God and I have this frequent discussion and we had it again this morning. It goes something like this:
Me: I don’t understand why talking to You about these people changes anything. Do You just beam them a shot of courage or strength or hope or inspiration or whatever it is that they need, when I ask You?
Him: I’m not telling you what I do or what I give them or how I answer. I’m just asking that you talk to Me.
Me: Sometimes when I’m feeling unsettled, peace comes to me in gentle ripples and washes over me. Is that because someone was praying for me?
Him: Maybe.
Me: And when I ask You for things on my behalf or others’, You never make me feel guilty or selfish. It’s as if You like hearing from me.
Him: I do.
Me: And then I feel better, calmer, more loved. Is that what prayer is about?
Him: Maybe.
Me: And it seems that when I bring neediness and brokeness to You, that is an act of worship or praise because it’s acknowledging that I can’t fix this, but You can, and I think You like hearing that.
Him: I do!
Me: Maybe it’s ok that I don’t understand how prayer works because You don’t want it to become formulaic, and You know how fond I am of solutions and plans to reduce problems.
Him: You’re getting close…

Then at church, the first hymn was a prayer and the 2nd verse was one of my very favourites: Oh, bring our dearest friends to God; remember those we love.
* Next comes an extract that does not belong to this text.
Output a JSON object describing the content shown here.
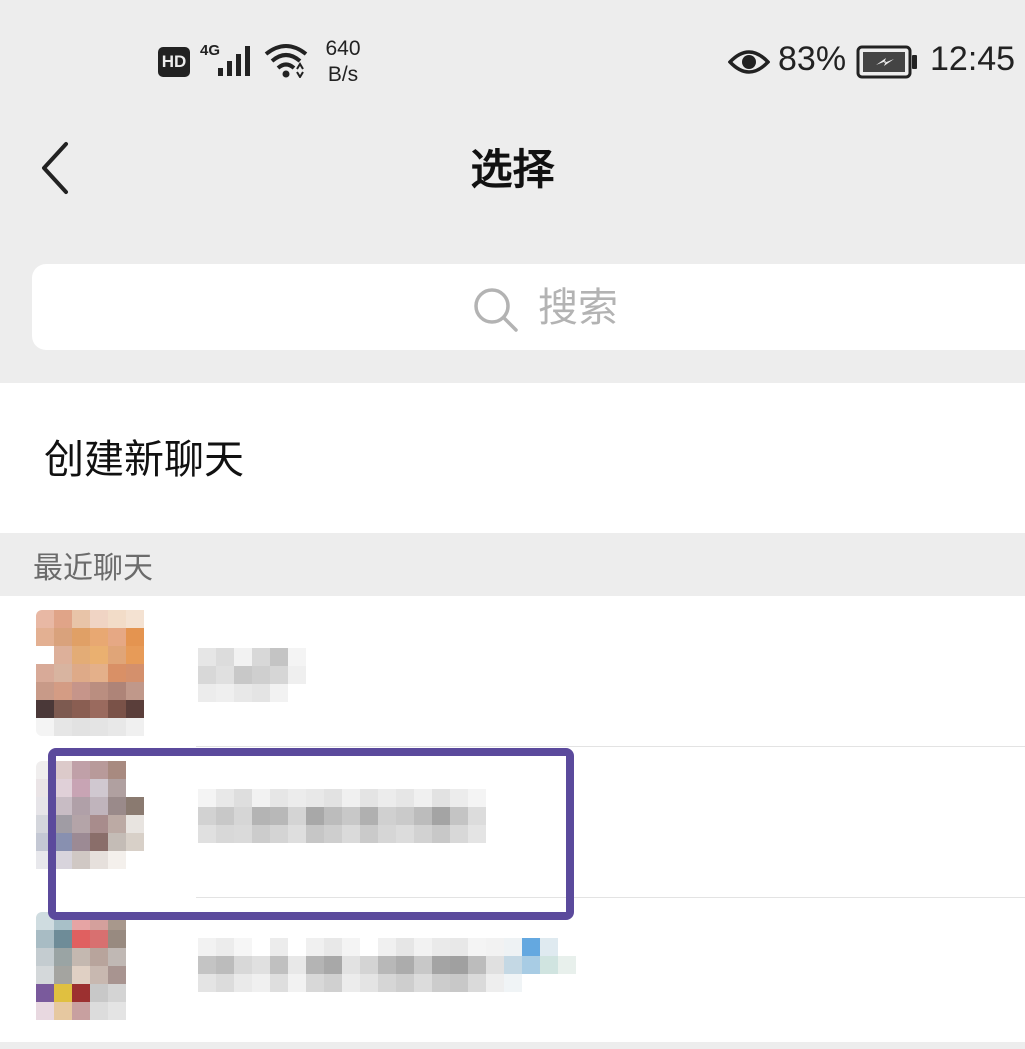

Fit them on earth for Thy abode; fit them for joys above.
And the next hymn sang: Father-like, He tends and spares us; well our feeble frame He knows. In His hands He gently spares us, rescues us from all our foes…
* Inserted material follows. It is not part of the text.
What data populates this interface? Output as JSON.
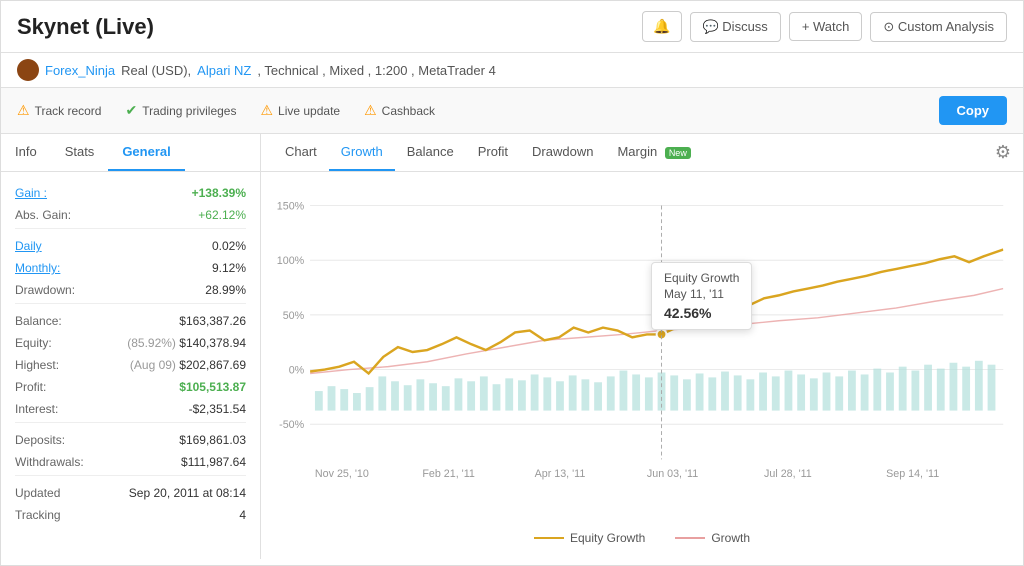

In Sunday school, the ladies shared prayer needs and I was asked to pray. As earlier in the morning, it was the same verbalizing of neediness, the same thankfulness/worship for His strength and perfect wisdom. Tears dripped off my cheeks despite (maybe because of?) the confidence and gratitude deep in my spirit.

Pentecost. Why does the powerful, infinite Creator inhabit His dusty created? Why does the Spirit fill and guide and intercede on our behalf with groanings that can’t be put into words? It must be because of a love that is larger than anything anyone can know.

I’m learning that part of prayer is acknowledging that love, and that’s what changes me when I pray.